As Mr. Draghi also made clear, the E.C.B.’s efforts won’t be enough unless the eurozone heads of state take more action.

That might presumably include François Hollande, the deeply unpopular president of France, and Matteo Renzi, the promising but largely unproven prime minister of Italy. Mr. Draghi has spoken to both leaders recently, but declined on Thursday to say what they discussed.

There is no quid pro quo, Mr. Draghi insisted, in which the E.C.B. doles out stimulus measures if political leaders force through unpopular changes like fewer restrictions on hiring and firing — the sort of changes many economists say France and Italy, among others, must take. “There isn’t any grand bargain here,” he said.

But there is pressure. Mr. Draghi returned on Thursday to a theme he had raised last month at a Federal Reserve conference in Jackson Hole, Wyo., complaining of the impediments to entrepreneurship that still plague many eurozone countries.

“We can provide as much credit as we want,” he said. “But if the person who plans to use this credit for a new business has to wait eight months before he or she can open this new business, and then she has to pay lots of taxes, this person will not apply for credit.”
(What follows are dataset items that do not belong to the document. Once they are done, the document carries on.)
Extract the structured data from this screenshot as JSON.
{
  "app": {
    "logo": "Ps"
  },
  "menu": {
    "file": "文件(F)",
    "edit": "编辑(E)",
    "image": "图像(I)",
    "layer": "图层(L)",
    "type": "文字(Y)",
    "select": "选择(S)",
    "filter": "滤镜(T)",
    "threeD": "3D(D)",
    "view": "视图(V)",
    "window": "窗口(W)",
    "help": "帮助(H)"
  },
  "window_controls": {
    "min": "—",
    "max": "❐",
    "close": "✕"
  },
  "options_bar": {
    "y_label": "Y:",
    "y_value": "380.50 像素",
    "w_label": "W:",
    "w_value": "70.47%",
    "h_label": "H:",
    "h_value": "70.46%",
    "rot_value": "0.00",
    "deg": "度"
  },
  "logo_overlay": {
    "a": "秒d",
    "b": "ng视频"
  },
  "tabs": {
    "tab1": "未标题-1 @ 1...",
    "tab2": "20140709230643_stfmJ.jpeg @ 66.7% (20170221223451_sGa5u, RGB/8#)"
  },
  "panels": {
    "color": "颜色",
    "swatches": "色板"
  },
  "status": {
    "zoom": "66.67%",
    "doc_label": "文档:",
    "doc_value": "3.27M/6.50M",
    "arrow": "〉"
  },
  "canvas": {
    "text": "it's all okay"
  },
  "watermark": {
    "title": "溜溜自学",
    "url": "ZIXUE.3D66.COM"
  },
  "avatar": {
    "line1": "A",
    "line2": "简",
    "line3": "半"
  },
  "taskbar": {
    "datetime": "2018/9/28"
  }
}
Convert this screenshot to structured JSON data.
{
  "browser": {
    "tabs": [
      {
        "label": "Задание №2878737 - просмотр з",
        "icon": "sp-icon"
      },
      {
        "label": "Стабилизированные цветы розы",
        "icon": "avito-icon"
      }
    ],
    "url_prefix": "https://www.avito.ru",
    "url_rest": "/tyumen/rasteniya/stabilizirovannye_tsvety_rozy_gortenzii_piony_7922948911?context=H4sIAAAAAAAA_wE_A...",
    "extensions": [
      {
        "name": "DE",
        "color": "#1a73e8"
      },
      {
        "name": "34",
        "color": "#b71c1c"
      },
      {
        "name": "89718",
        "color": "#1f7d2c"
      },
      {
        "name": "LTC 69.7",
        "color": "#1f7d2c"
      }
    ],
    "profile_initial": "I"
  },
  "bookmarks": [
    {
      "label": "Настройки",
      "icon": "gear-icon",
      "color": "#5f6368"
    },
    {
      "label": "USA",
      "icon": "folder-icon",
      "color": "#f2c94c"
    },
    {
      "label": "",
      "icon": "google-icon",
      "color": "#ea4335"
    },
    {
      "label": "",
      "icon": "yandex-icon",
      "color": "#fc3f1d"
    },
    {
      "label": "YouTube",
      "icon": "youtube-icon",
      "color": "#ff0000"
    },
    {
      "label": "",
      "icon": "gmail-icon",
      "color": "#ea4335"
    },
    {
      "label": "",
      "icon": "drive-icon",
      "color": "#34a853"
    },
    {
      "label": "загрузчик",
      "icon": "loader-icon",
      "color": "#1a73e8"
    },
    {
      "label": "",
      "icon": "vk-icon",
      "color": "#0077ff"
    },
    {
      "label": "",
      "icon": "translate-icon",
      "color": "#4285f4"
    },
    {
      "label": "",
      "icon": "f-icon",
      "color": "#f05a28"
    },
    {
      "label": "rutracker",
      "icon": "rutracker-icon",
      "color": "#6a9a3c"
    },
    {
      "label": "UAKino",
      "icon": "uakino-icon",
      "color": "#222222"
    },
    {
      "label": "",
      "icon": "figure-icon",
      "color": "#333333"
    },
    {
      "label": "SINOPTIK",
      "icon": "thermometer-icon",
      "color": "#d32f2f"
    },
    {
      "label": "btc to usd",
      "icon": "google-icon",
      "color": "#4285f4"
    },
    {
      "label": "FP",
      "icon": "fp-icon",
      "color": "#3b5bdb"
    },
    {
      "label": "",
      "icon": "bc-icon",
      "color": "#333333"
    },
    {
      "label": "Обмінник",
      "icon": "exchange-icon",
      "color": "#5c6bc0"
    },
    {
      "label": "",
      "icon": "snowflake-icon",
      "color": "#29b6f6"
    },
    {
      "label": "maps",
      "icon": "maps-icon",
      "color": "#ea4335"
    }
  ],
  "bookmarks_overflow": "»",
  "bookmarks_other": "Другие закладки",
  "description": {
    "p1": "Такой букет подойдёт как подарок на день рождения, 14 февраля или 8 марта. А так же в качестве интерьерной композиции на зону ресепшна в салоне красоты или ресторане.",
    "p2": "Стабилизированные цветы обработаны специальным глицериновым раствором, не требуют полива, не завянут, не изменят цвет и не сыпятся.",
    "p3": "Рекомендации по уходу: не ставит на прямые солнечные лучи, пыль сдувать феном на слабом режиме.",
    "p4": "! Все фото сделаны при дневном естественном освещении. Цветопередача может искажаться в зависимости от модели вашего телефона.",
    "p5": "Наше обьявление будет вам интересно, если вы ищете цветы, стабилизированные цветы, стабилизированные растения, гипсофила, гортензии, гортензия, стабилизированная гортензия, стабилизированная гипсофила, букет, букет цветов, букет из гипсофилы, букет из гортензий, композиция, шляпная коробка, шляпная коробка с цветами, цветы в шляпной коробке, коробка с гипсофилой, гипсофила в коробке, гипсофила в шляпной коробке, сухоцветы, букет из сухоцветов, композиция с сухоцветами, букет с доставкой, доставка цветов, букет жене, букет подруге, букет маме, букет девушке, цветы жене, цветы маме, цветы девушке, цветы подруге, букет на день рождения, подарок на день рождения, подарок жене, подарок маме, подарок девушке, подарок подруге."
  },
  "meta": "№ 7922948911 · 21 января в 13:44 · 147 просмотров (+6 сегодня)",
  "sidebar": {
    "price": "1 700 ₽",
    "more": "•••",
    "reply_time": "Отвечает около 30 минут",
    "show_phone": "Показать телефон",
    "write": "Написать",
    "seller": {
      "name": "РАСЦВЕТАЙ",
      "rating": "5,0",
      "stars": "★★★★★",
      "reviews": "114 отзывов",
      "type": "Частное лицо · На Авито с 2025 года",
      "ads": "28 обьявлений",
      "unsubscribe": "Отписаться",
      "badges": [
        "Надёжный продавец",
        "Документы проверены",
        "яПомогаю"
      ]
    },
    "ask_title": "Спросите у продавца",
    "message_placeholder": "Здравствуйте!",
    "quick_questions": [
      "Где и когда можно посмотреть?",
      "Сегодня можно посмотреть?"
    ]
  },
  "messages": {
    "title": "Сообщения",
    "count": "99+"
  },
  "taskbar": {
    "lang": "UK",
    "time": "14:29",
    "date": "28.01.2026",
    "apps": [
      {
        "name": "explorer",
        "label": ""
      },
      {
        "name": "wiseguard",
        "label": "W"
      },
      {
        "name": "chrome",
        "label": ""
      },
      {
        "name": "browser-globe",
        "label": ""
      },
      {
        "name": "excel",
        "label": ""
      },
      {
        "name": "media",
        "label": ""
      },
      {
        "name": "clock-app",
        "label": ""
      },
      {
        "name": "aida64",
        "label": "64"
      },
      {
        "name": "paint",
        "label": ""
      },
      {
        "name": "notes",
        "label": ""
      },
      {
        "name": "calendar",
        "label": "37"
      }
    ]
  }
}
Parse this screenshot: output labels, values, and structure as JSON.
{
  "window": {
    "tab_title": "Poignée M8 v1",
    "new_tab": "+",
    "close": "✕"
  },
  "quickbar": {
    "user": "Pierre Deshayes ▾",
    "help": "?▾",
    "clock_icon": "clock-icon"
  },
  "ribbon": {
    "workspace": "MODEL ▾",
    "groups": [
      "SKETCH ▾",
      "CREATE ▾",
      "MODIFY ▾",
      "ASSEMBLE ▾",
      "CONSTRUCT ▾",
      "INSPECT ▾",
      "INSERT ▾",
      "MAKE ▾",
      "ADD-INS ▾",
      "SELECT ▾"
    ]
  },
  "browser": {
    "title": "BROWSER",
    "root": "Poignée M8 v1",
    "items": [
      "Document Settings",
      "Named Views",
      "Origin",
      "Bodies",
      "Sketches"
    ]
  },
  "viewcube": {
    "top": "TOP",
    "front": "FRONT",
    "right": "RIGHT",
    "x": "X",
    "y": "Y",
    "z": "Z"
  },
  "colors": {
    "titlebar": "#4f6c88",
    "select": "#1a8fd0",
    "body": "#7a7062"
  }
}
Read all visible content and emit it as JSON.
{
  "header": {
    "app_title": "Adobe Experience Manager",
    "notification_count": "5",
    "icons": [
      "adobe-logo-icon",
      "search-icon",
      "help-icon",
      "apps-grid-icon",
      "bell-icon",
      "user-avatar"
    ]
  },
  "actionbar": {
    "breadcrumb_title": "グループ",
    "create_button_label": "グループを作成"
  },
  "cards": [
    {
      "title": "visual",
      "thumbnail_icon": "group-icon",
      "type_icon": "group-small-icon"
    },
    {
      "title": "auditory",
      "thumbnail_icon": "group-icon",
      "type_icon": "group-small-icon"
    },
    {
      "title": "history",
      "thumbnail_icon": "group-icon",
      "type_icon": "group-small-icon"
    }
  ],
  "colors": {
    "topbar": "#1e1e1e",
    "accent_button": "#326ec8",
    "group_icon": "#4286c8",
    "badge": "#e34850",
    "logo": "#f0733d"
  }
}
Part of any joint action by eurozone leaders would require the backing of Germany and Angela Merkel, its chancellor. And so far the Germans have been reluctant to abandon the philosophy of strict budgetary discipline, often referred to as austerity, that they have preached throughout the financial crisis, and that a growing chorus of critics says is to blame for the eurozone’s inability to resume growth.

The most important effect of the central bank measures might be psychological. Thursday’s moves signaled that at least one European institution is doing all it can to avert the threat of deflation — the pernicious downward spiral of prices that often leads to high unemployment. Annual inflation in the eurozone was 0.3 percent in August, according to an official estimate, worrisomely below the central bank’s target of about 2 percent.

 “It’s most important to give businesses, consumers and politicians as well the feeling that we are willing to do something for this recovery,” said Horst Löchel, a professor of economics at the Frankfurt School of Finance and Management. “The mood is very, very important.”